Корней рос не как дерево, а как большой завод. Не из случайно брошенного семечка, а по обдуманному плану. Только план он сам обдумывал и сам осуществлял.

Подтверждаю фактами.

Корней — первый детский поэт в истории не только советской, но и русской поэзии. Однако «Крокодилу», написанному в 1917 году, предшествовала статья «Лидия Чарская», короткая и безжалостная расчистка почвы для всего, что было впоследствии сделано в детской литературе.

Вот как эта статья начинается:

«Слава богу: в России опять появился великий писатель, и я тороплюсь поскорее обрадовать этой радостью Россию.

Открыла нового гения маленькая девочка Леля. Несколько лет назад Леля заявила в печати: «Из великих русских писателей я считаю своей любимой писательницей Л. А. Чарскую».

А девочка Ляля подхватила: «У меня два любимых писателя: Пушкин и Чарская».

«Своими любимыми писателями я считаю Лермонтова, Гоголя и Чарскую».

Эти отзывы я прочитал в детском журнале «Задушевное слово», где издавна принято печатать переписку детей, и от души порадовался, что новый гений сразу всеми оценен и признан. Обычно мы чествуем наших великих людей лишь на кладбище, но Чарская, к счастью, добилась триумфов при жизни. Вся молодая Россия поголовно преклоняется перед нею, все Лилечки, Лялечки и Лелечки».

У Чарской был по крайней мере один компонент великого писателя — великий успех. Корней этот успех сокрушил — веско и безжалостно. Такая победа — великая победа. Не вспоминают о ней разве потому, что она слишком велика — от противника не осталось ни дна, ни покрышки, не осталось даже воспоминания.

После удара, нанесенного Белинским, от Бенедиктова кое- что осталось, например книги в «Библиотеке поэта», выходящие и в наше время.

После расправы с Чарской — ничего: ни рожек, ни ножек.

В той же книге «Лица и маски» есть статья «Некрасов и модернисты» — предтеча всего Чуковского некрасоведения; статья «О детском языке» — набросок книги «От двух до пяти»; статья «Шевченко», предшествовавшая его многолетним работам над литературой советских народов.

Когда это писалось и печаталось, общим местом было обвинение Чуковского в легковесности, в эстрадности. Его ставили рядом с Петром Пильским.
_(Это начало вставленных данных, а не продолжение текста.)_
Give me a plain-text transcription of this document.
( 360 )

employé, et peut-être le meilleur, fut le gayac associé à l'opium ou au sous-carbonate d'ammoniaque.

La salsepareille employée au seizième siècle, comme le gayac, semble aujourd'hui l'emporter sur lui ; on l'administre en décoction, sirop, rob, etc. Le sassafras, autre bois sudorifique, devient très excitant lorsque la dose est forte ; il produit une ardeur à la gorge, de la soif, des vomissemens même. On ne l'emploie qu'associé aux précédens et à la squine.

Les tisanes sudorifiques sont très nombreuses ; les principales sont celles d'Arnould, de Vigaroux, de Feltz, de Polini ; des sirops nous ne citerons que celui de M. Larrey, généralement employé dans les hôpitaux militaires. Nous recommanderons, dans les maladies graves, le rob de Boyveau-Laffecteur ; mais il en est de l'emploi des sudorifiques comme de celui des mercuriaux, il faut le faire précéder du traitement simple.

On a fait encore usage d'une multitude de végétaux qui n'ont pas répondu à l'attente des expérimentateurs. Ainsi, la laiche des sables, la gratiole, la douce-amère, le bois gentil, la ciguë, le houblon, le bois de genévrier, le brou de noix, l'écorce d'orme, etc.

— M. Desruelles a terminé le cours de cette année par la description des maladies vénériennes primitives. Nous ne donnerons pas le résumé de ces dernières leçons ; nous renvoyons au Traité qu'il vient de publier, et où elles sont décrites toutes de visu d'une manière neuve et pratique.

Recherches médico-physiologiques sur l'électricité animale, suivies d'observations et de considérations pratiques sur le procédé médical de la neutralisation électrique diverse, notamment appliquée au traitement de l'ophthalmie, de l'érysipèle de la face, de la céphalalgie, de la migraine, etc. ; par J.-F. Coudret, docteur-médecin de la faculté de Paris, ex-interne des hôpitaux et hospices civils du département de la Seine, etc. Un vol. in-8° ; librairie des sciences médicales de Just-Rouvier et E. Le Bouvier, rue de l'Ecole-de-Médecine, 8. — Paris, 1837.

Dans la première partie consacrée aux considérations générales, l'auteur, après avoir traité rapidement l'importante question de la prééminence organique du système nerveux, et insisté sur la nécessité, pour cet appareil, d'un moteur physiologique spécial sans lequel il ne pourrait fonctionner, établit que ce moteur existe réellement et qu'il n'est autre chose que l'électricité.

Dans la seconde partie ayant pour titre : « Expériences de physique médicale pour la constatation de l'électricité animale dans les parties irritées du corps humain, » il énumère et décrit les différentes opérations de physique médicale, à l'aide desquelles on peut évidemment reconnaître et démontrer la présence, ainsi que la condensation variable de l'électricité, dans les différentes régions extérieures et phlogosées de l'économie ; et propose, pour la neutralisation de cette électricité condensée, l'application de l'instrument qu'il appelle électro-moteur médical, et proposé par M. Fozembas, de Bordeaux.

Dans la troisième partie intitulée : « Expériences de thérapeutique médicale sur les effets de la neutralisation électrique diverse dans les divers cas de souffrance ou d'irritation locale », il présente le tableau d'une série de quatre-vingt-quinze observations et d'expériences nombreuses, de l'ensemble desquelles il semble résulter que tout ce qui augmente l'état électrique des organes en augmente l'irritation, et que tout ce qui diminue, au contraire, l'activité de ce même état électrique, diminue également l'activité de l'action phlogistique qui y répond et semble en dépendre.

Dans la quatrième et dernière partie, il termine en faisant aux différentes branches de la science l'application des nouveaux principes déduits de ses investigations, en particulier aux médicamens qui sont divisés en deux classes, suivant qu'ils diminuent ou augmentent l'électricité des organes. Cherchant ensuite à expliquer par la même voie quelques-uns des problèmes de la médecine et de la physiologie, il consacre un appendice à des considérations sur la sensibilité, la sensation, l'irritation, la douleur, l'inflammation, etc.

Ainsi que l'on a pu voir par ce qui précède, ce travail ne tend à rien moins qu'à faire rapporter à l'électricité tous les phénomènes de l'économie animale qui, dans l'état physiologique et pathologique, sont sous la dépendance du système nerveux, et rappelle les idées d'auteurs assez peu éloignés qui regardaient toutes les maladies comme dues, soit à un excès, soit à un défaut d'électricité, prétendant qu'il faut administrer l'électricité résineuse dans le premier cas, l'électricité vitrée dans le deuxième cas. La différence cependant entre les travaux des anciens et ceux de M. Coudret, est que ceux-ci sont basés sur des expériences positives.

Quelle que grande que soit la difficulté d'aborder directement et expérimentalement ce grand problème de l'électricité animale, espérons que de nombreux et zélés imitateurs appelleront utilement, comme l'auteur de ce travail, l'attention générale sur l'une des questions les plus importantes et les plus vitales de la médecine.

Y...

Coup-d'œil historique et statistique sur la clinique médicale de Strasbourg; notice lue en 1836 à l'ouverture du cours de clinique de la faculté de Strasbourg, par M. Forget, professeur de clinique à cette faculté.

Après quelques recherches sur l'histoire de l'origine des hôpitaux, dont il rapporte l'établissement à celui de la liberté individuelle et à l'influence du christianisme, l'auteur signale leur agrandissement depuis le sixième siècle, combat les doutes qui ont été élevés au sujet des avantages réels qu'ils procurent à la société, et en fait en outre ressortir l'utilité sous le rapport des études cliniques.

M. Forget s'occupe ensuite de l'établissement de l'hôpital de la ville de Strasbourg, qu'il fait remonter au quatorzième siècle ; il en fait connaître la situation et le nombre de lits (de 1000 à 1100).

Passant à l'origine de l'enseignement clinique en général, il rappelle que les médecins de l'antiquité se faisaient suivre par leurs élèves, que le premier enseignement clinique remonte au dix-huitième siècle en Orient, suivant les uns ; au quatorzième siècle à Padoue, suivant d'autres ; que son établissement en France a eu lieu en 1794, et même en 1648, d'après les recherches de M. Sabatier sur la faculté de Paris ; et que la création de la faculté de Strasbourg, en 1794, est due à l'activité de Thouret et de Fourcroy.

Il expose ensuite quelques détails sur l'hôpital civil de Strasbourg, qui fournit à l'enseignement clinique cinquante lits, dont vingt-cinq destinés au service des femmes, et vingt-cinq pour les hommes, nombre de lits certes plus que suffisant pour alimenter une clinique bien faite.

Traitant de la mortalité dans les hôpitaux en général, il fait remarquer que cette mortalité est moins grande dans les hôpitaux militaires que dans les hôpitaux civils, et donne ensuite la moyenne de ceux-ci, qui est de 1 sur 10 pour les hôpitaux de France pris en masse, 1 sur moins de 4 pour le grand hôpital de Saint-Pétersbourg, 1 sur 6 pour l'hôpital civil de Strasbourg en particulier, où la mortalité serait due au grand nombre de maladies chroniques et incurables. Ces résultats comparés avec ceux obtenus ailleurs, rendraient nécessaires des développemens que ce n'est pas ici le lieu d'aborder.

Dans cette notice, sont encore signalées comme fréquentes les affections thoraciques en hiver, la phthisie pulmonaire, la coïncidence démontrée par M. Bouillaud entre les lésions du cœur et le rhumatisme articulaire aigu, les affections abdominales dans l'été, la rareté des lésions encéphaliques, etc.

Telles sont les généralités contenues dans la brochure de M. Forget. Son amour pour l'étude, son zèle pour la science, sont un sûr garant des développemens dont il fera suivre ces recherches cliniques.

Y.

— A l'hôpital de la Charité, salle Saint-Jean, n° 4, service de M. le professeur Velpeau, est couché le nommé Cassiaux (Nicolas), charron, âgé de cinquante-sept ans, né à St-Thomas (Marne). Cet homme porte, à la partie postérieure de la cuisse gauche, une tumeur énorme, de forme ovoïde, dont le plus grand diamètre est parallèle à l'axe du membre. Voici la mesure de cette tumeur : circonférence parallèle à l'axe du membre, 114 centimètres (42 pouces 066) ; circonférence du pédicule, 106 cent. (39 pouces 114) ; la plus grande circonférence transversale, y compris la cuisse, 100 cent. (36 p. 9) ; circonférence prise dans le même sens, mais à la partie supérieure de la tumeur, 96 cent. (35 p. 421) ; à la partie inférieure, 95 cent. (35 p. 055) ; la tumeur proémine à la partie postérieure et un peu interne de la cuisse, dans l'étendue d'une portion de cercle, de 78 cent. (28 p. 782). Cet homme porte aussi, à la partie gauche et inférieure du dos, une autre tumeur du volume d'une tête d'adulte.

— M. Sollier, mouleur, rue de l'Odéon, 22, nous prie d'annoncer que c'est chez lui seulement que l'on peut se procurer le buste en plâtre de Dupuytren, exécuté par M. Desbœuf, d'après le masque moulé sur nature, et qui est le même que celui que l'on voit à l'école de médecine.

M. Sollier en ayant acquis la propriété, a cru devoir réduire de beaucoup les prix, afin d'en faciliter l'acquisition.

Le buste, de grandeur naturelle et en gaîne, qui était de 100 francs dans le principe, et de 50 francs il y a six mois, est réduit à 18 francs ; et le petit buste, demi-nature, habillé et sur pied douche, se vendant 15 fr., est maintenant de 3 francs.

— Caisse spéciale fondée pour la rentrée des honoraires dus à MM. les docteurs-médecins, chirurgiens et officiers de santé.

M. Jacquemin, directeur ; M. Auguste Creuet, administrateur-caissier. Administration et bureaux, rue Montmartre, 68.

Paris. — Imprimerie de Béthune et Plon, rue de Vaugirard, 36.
От него хотели отшутиться.

А на самом деле вышло, что он один из самых сознательных и последовательных литераторов нашей литературы, что работы, начатые в 25 лет, продолжались и в 75, а в 80 лет — завершились.

На каких людей заносил свое легкое перо Корней! Список его противников, его жертв, его оппонентов — захватывающее чтение. Всякая легкая и ранняя слава настораживала его, заставляла пустить в ход свои контрольно — измерительные инструменты.

Какие люди пытались от него отшутиться!

Оказалось, что с Корнеем шутки плохи.

Проверим — через 60, 50, 40 лет — его оценки, пересмотрим его приговоры.

Разве мы не думаем о прозе Мережковского и о стихах Гиппиус того же, что Чуковский осмелился 60 лет тому назад сказать об этих славных и знаменитых тогда писателях?